2. What key opportunities do you see for promoting corporate legal accountability (at the national, regional or international levels)?

One opportunity that I see is the possibility of a favourable ruling that favours the locals to have an influence in future mining advocacy work within the country as well as regionally and internationally.

The second opportunity is that there is potential to influence legal and policy frameworks within the region to protect indigenous local communities following landmark rulings.

The legal fraternity will borrow lessons from landmark rulings and apply them in their local settings thereby strengthening their laws and court procedures and processes at national, regional and international level. This will also bring increased interest among the legal fraternity.

Multinational companies will become more responsive and accountable to the local needs and promote more engagements with the locals. In addition, multinational companies will engage in programs that leave tangible benefits to the locals and not only central governments.

It will also help to track effective implementation of the African mining vision.

As CSOs and mining communities get involved in litigation, this will build capacity of the local communities and CSOs thereby boosting their confidence to face any multinational company.

3. What key lesson(s) have you learned in your efforts to advance corporate legal accountability?

Multinational companies continue to focus much more on profits with little regard to community needs.

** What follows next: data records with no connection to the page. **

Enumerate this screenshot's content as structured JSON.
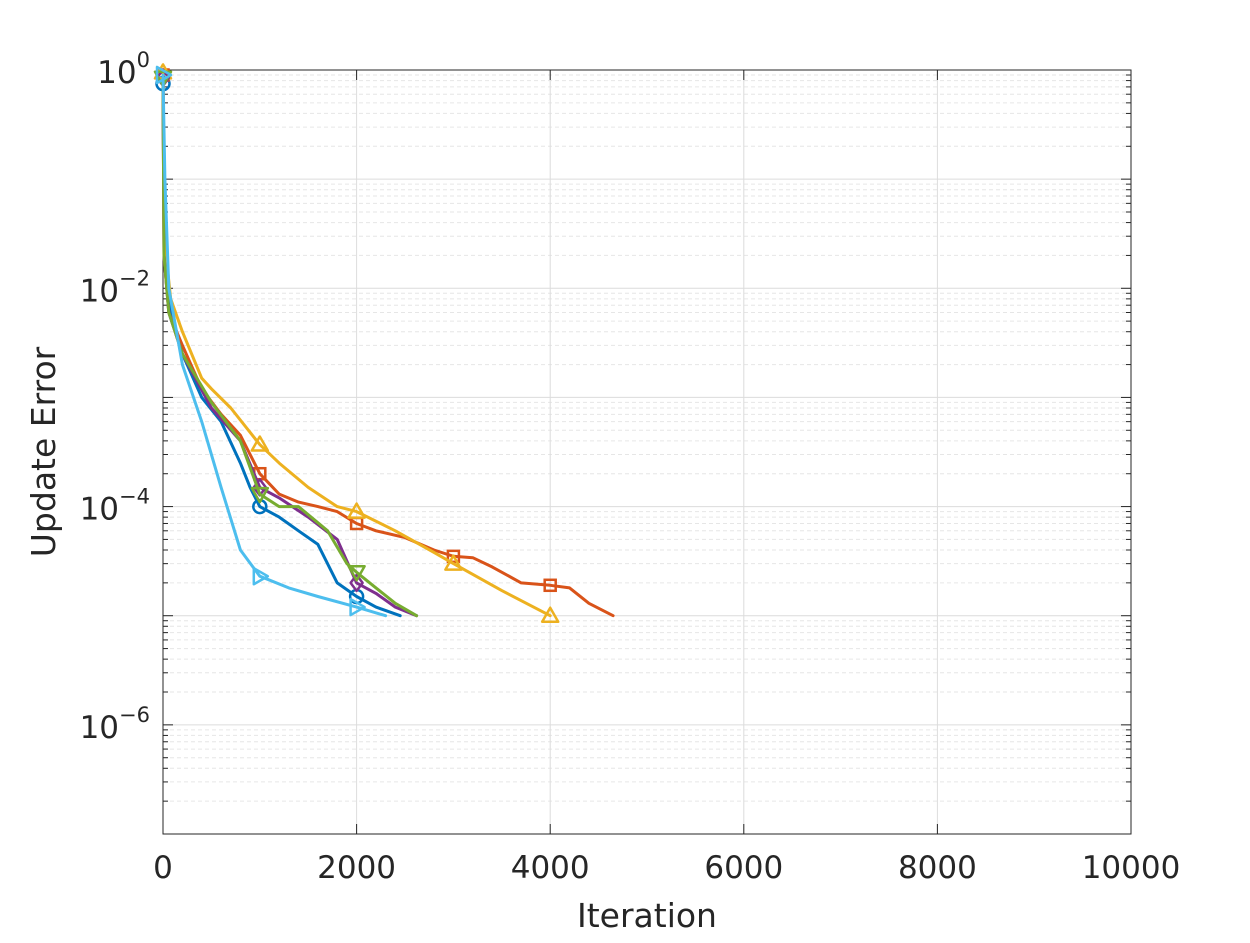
{
  "chart_data": {
    "type": "line",
    "title": "",
    "xlabel": "Iteration",
    "ylabel": "Update Error",
    "xlim": [
      0,
      10000
    ],
    "ylim": [
      1e-07,
      1
    ],
    "yscale": "log",
    "grid": true,
    "minor_grid": true,
    "legend": "none",
    "x_ticks": [
      {
        "value": 0,
        "label": "0"
      },
      {
        "value": 2000,
        "label": "2000"
      },
      {
        "value": 4000,
        "label": "4000"
      },
      {
        "value": 6000,
        "label": "6000"
      },
      {
        "value": 8000,
        "label": "8000"
      },
      {
        "value": 10000,
        "label": "10000"
      }
    ],
    "y_ticks": [
      {
        "value": 1,
        "base": "10",
        "exp": "0"
      },
      {
        "value": 0.01,
        "base": "10",
        "exp": "−2"
      },
      {
        "value": 0.0001,
        "base": "10",
        "exp": "−4"
      },
      {
        "value": 1e-06,
        "base": "10",
        "exp": "−6"
      }
    ],
    "series": [
      {
        "color": "#0072BD",
        "marker": "circle",
        "points": [
          [
            0,
            0.75
          ],
          [
            10,
            0.04
          ],
          [
            50,
            0.008
          ],
          [
            200,
            0.0025
          ],
          [
            400,
            0.001
          ],
          [
            600,
            0.0006
          ],
          [
            800,
            0.00025
          ],
          [
            900,
            0.00015
          ],
          [
            1000,
            0.0001
          ],
          [
            1200,
            8e-05
          ],
          [
            1400,
            6e-05
          ],
          [
            1600,
            4.5e-05
          ],
          [
            1800,
            2e-05
          ],
          [
            2000,
            1.5e-05
          ],
          [
            2200,
            1.2e-05
          ],
          [
            2450,
            1e-05
          ]
        ]
      },
      {
        "color": "#D95319",
        "marker": "square",
        "points": [
          [
            0,
            0.9
          ],
          [
            10,
            0.02
          ],
          [
            60,
            0.006
          ],
          [
            200,
            0.003
          ],
          [
            400,
            0.0012
          ],
          [
            600,
            0.0007
          ],
          [
            800,
            0.00045
          ],
          [
            1000,
            0.0002
          ],
          [
            1200,
            0.00013
          ],
          [
            1400,
            0.00011
          ],
          [
            1600,
            0.0001
          ],
          [
            1800,
            9e-05
          ],
          [
            2000,
            7e-05
          ],
          [
            2200,
            6e-05
          ],
          [
            2500,
            5.2e-05
          ],
          [
            2800,
            4e-05
          ],
          [
            3000,
            3.5e-05
          ],
          [
            3200,
            3.4e-05
          ],
          [
            3400,
            2.8e-05
          ],
          [
            3700,
            2e-05
          ],
          [
            4000,
            1.9e-05
          ],
          [
            4200,
            1.8e-05
          ],
          [
            4400,
            1.3e-05
          ],
          [
            4650,
            1e-05
          ]
        ]
      },
      {
        "color": "#EDB120",
        "marker": "triangle-up",
        "points": [
          [
            0,
            0.95
          ],
          [
            10,
            0.03
          ],
          [
            80,
            0.008
          ],
          [
            200,
            0.004
          ],
          [
            400,
            0.0015
          ],
          [
            500,
            0.0012
          ],
          [
            700,
            0.0008
          ],
          [
            1000,
            0.00037
          ],
          [
            1200,
            0.00025
          ],
          [
            1500,
            0.00015
          ],
          [
            1800,
            0.0001
          ],
          [
            2000,
            9e-05
          ],
          [
            2400,
            6e-05
          ],
          [
            2800,
            3.8e-05
          ],
          [
            3000,
            3e-05
          ],
          [
            3500,
            1.7e-05
          ],
          [
            4000,
            1e-05
          ]
        ]
      },
      {
        "color": "#7E2F8E",
        "marker": "diamond",
        "points": [
          [
            0,
            0.85
          ],
          [
            10,
            0.02
          ],
          [
            60,
            0.006
          ],
          [
            200,
            0.0025
          ],
          [
            500,
            0.0008
          ],
          [
            800,
            0.0004
          ],
          [
            1000,
            0.00015
          ],
          [
            1200,
            0.00012
          ],
          [
            1500,
            8e-05
          ],
          [
            1800,
            5e-05
          ],
          [
            2000,
            2e-05
          ],
          [
            2200,
            1.6e-05
          ],
          [
            2400,
            1.2e-05
          ],
          [
            2620,
            1e-05
          ]
        ]
      },
      {
        "color": "#77AC30",
        "marker": "triangle-down",
        "points": [
          [
            0,
            0.85
          ],
          [
            10,
            0.02
          ],
          [
            60,
            0.006
          ],
          [
            200,
            0.0025
          ],
          [
            500,
            0.0009
          ],
          [
            800,
            0.0004
          ],
          [
            1000,
            0.00013
          ],
          [
            1200,
            0.0001
          ],
          [
            1400,
            0.0001
          ],
          [
            1700,
            6e-05
          ],
          [
            1900,
            3e-05
          ],
          [
            2000,
            2.5e-05
          ],
          [
            2200,
            1.8e-05
          ],
          [
            2400,
            1.3e-05
          ],
          [
            2620,
            1e-05
          ]
        ]
      },
      {
        "color": "#4DBEEE",
        "marker": "triangle-right",
        "points": [
          [
            0,
            0.9
          ],
          [
            20,
            0.1
          ],
          [
            60,
            0.01
          ],
          [
            200,
            0.002
          ],
          [
            400,
            0.0006
          ],
          [
            600,
            0.00015
          ],
          [
            800,
            4e-05
          ],
          [
            1000,
            2.3e-05
          ],
          [
            1300,
            1.8e-05
          ],
          [
            1600,
            1.5e-05
          ],
          [
            2000,
            1.2e-05
          ],
          [
            2300,
            1e-05
          ]
        ]
      }
    ]
  }
}
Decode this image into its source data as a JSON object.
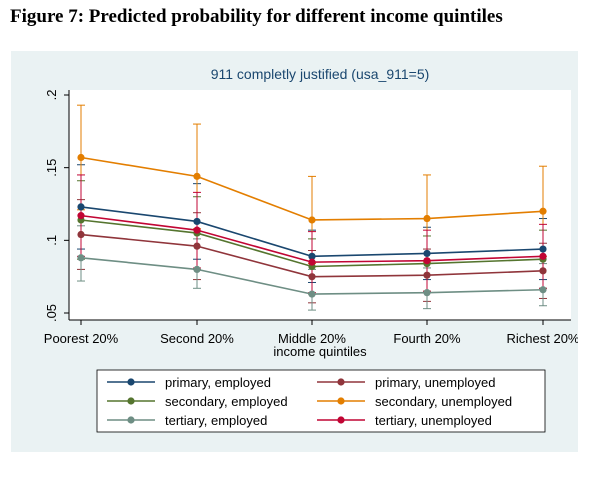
{
  "figure_title": "Figure 7: Predicted probability for different income quintiles",
  "chart_data": {
    "type": "line",
    "title": "911 completly justified (usa_911=5)",
    "xlabel": "income quintiles",
    "ylabel": "",
    "categories": [
      "Poorest 20%",
      "Second 20%",
      "Middle 20%",
      "Fourth 20%",
      "Richest 20%"
    ],
    "yticks": [
      ".05",
      ".1",
      ".15",
      ".2"
    ],
    "ylim": [
      0.05,
      0.2
    ],
    "grid": false,
    "legend_position": "bottom",
    "series": [
      {
        "name": "primary, employed",
        "color": "#1a476f",
        "values": [
          0.123,
          0.113,
          0.089,
          0.091,
          0.094
        ],
        "upper": [
          0.152,
          0.139,
          0.107,
          0.109,
          0.115
        ],
        "lower": [
          0.094,
          0.087,
          0.071,
          0.073,
          0.073
        ]
      },
      {
        "name": "primary, unemployed",
        "color": "#90353b",
        "values": [
          0.104,
          0.096,
          0.075,
          0.076,
          0.079
        ],
        "upper": [
          0.128,
          0.119,
          0.093,
          0.094,
          0.098
        ],
        "lower": [
          0.08,
          0.073,
          0.057,
          0.058,
          0.06
        ]
      },
      {
        "name": "secondary, employed",
        "color": "#55752f",
        "values": [
          0.114,
          0.105,
          0.082,
          0.084,
          0.087
        ],
        "upper": [
          0.141,
          0.13,
          0.101,
          0.103,
          0.107
        ],
        "lower": [
          0.087,
          0.08,
          0.063,
          0.065,
          0.067
        ]
      },
      {
        "name": "secondary, unemployed",
        "color": "#e37e00",
        "values": [
          0.157,
          0.144,
          0.114,
          0.115,
          0.12
        ],
        "upper": [
          0.193,
          0.18,
          0.144,
          0.145,
          0.151
        ],
        "lower": [
          0.121,
          0.108,
          0.084,
          0.085,
          0.089
        ]
      },
      {
        "name": "tertiary, employed",
        "color": "#6e8e84",
        "values": [
          0.088,
          0.08,
          0.063,
          0.064,
          0.066
        ],
        "upper": [
          0.11,
          0.101,
          0.08,
          0.081,
          0.084
        ],
        "lower": [
          0.072,
          0.067,
          0.052,
          0.053,
          0.055
        ]
      },
      {
        "name": "tertiary, unemployed",
        "color": "#c10534",
        "values": [
          0.117,
          0.107,
          0.085,
          0.086,
          0.089
        ],
        "upper": [
          0.145,
          0.133,
          0.106,
          0.107,
          0.111
        ],
        "lower": [
          0.089,
          0.081,
          0.064,
          0.065,
          0.067
        ]
      }
    ]
  }
}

Malawian courts are too slow to process cases and pronounce their judgments. Understandably, this is the same problem within SADC region. Thus, mining communities go for years waiting for their court cases thereby making them lose interest in the process. This discourages other mining communities to pursue the litigation route in the future.

There is a need to make litigation resources (manuals/guides) available to more CSOs including local communities. This could help in preventing litigation that are sometimes costly since communities will take multinationals to task via other routes i.e. advocacy.

Naming and shaming continues to be the best tool to hold multinationals to account particularly for those from countries or regions that value human rights.

There is a danger that multinationals can buy off lawyers representing the community. This could effectively kill off any case.

Poor countries have challenges to counter multinationals. Even when cases of human rights violations commence against such companies, governments such as the Malawi government, tend to side with multinationals in the spirit of ensuring that foreign direct investment is not affected.